On the one hand, asking how many subscribers YouTube TV has is unimportant in the grand scheme of things. At least, not to the general public. If you’re sitting in front of the TV, it doesn’t matter if YouTube TV still has “more than 3 million paid subscribers” — the most recent figures provided on October 29 — or not.
Is that correct?
There’s a case to be made that the number of paid subscribers on YouTube TV has had a direct impact on the state of the streaming world.
Each quarter, Hulu With Live TV releases subscriber numbers as part of parent company Disney’s earnings report. According to the most recent figures, Hulu With Live TV had 3.7 million subscribers as of July 3, up 9 percent from the same time last year. The following update will be on November 10th.
It’s been a year since YouTube TV released any kind of subscriber data. Never mind that the information it released a year ago was, at best, hazy, and that the service received no mention in the company’s third-quarter earnings call on October 26. You’d think that if YouTube TV had more subscribers than Hulu With Live TV, we’d have heard something about it by now. Adding to the mystery is the fact that Hulu With Live TV has experienced three consecutive quarters of slow but steady decline, falling from a high of 4.1 million paid subscriptions in the fourth quarter of 2020 to the most recent figures. To be clear, this is only a 9.7 percent decrease. However, there is still a decline — and a public one at that.
Hulu With Live TV isn’t alone in this regard. DirecTV Stream’s public decline has been more severe, and arguably even more public, due to the fact that it has changed names several times (from DirecTV Now to AT&T TV Now to AT&T TV, and now to its current form) and has also been spun-off from former parent company AT&T. It’s also lost 64% of its 1.84 million paid subscribers since the third quarter of 2018, with 656,000 subs remaining in the fourth quarter of 2020, when it became meaningless to track due to corporate changes.
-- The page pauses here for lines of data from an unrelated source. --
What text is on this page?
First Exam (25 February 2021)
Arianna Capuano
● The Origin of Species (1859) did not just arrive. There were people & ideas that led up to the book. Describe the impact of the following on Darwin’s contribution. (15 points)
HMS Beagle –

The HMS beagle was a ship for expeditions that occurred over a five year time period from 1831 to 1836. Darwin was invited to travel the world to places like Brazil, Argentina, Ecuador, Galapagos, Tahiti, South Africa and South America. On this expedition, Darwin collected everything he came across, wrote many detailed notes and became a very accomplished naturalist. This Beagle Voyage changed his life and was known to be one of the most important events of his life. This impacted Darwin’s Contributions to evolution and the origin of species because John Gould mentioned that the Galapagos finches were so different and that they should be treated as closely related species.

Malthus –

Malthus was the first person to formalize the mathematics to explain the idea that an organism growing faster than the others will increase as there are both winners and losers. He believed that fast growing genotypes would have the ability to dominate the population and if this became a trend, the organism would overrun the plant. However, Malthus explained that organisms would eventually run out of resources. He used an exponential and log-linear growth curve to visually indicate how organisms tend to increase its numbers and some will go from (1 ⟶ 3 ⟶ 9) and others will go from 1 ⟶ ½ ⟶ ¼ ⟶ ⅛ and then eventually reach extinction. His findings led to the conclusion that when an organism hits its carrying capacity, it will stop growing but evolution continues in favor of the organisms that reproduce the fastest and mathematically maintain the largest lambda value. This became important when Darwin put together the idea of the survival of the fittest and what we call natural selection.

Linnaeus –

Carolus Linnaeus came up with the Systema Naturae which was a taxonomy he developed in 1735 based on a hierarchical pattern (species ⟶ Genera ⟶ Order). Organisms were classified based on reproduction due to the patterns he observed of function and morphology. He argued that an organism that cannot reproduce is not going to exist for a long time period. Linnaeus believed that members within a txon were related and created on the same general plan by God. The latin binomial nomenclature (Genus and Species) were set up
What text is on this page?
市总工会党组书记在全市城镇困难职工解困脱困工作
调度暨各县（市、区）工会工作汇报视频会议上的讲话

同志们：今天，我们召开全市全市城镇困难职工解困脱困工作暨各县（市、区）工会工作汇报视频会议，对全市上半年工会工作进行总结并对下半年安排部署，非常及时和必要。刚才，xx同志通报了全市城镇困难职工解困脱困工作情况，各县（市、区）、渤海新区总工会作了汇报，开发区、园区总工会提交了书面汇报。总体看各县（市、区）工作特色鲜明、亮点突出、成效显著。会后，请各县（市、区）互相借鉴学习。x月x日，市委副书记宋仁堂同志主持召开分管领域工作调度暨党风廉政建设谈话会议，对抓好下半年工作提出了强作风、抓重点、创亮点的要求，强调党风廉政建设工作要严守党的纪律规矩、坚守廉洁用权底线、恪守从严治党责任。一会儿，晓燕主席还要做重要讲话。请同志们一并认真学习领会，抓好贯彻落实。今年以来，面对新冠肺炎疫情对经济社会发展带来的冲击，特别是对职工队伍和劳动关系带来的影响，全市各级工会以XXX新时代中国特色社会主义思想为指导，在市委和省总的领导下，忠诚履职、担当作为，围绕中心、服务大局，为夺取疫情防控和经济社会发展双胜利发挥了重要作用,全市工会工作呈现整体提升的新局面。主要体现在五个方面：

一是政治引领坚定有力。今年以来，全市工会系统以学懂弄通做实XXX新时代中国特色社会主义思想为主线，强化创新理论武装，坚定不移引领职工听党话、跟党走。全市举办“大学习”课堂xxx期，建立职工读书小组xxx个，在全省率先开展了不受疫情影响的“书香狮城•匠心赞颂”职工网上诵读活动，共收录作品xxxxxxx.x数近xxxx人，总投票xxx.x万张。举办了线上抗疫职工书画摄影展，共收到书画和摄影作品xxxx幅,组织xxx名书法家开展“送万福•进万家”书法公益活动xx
So what does it matter if YouTube TV is bigger than Hulu with live TV? When you consider the recent (and repeated) squabble between YouTube TV and Roku, it’s easy to see how this could come into play.
Consider the following: Does YouTube TV require Roku more than Roku requires YouTube TV? That may be a more difficult question to answer than you think. And it’s now complicated by the fact that we’re talking about the entire YouTube app, not just YouTube TV, being removed from Roku on December 9. (As a reminder, the only way to watch YouTube TV on Roku right now is through the existing YouTube app, as a result of the war’s start in the spring of 2021.)
On the one hand, you have what is likely the No. 2 livestreaming service in the United States no longer available for new Roku downloads, not to mention YouTube itself disappearing. That last part is, without a doubt, more important in the grand scheme of things.
And, as Roku is painfully aware, replacing a Roku device with a competitor’s device isn’t all that difficult — or expensive. Chromecast and Amazon Fire TV Google TV’s prices are comparable to those of Roku. Those who are willing to spend more money can improve their experience with Apple TV or a high-end Android TV box. All of those options include access to YouTube and YouTube TV. (Though, to be fair, Amazon Fire TV wasn’t always this way.)
On the other hand, it’s relatively simple to switch from YouTube TV to Hulu With TV, Sling TV, or one of the other competitors. You will not receive the exact same channels, features, or experience. But for many people, it will suffice.
So it’s possible that it’s all a matter of convenience. Is it simpler to switch streaming services? Or perhaps hardware?
None of this, however, addresses the question of who requires whom the most. It’s really that simple. Alphabet (the parent company of Google, YouTube, and other companies) just announced a third-quarter revenue of more than $65 billion, a 41 percent increase year over year. It has a cash reserve of $23 billion. Roku reported $532 million in revenue for the second quarter, with $1 billion in cash on hand.
Even though we don’t know how many subscribers YouTube TV has, the math is simple.